D-Wave: 227-Faches Multiple bei 2,9 Millionen Umsatz
US-Regierung beteiligt sich mit 100 Mio. Dollar an D-Wave. Trotz Kurssprung bleiben fundamentale Risiken und hohe Short-Quote bestehen.

Kurz zusammengefasst
- Staatliche Finanzspritze von 100 Millionen Dollar
- Aktie legt um über 40 Prozent zu
- Umsatz bricht um 81 Prozent ein
- Hohe Short-Quote von 16 Prozent
Das US-Handelsministerium sichert D-Wave Quantum 100 Millionen Dollar zu. Die Aktie schießt daraufhin um mehr als 40 Prozent nach oben.

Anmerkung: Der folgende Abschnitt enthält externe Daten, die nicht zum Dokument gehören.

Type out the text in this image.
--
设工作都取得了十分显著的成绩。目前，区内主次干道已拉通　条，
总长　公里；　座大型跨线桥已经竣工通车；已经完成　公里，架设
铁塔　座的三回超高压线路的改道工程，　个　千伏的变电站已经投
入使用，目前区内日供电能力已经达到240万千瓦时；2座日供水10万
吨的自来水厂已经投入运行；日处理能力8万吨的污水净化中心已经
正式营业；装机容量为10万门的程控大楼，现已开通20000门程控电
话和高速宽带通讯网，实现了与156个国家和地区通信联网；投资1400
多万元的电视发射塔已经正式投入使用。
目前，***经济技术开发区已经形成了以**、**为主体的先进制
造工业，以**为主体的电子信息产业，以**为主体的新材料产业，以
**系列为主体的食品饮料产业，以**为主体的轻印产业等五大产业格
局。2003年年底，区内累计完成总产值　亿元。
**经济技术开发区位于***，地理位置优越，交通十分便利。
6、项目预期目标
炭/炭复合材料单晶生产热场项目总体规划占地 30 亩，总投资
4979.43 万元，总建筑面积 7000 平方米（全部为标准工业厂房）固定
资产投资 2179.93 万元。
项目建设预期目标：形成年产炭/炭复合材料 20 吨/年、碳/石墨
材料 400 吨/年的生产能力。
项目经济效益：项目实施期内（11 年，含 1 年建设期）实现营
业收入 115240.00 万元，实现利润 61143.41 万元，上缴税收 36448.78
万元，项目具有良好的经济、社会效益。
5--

Doch der Teufel steckt im Detail: Der Kursrückgang der letzten Monate bleibt spürbar, und die fundamentale Lage des Unternehmens ist angespannt.
Am Freitag schloss die Aktie bei 25,04 Euro – ein Tagesplus von 13,1 Prozent. Auf Wochensicht summiert sich das Plus auf knapp 43 Prozent. Trotz des Sprungs liegt der Kurs noch 35 Prozent unter dem 52-Wochen-Hoch von 38,48 Euro.
100 Millionen vom Staat – eine Minderheitsbeteiligung
Die Finanzierung kommt im Rahmen des CHIPS Act. Das Programm umfasst 2,013 Milliarden Dollar zur Sicherung der heimischen Quanten-Lieferkette. Die Regierung erhält im Gegenzug eine Minderheitsbeteiligung.
Die Emission erfolgt über drei Jahre. D-Wave steht damit nicht allein: Auch Rigetti und GlobalFoundries gehören zu den auserwählten Unternehmen. Das Weiße Haus setzt auf einen breiten „Portfolio-Ansatz“ über verschiedene Hardware-Architekturen hinweg.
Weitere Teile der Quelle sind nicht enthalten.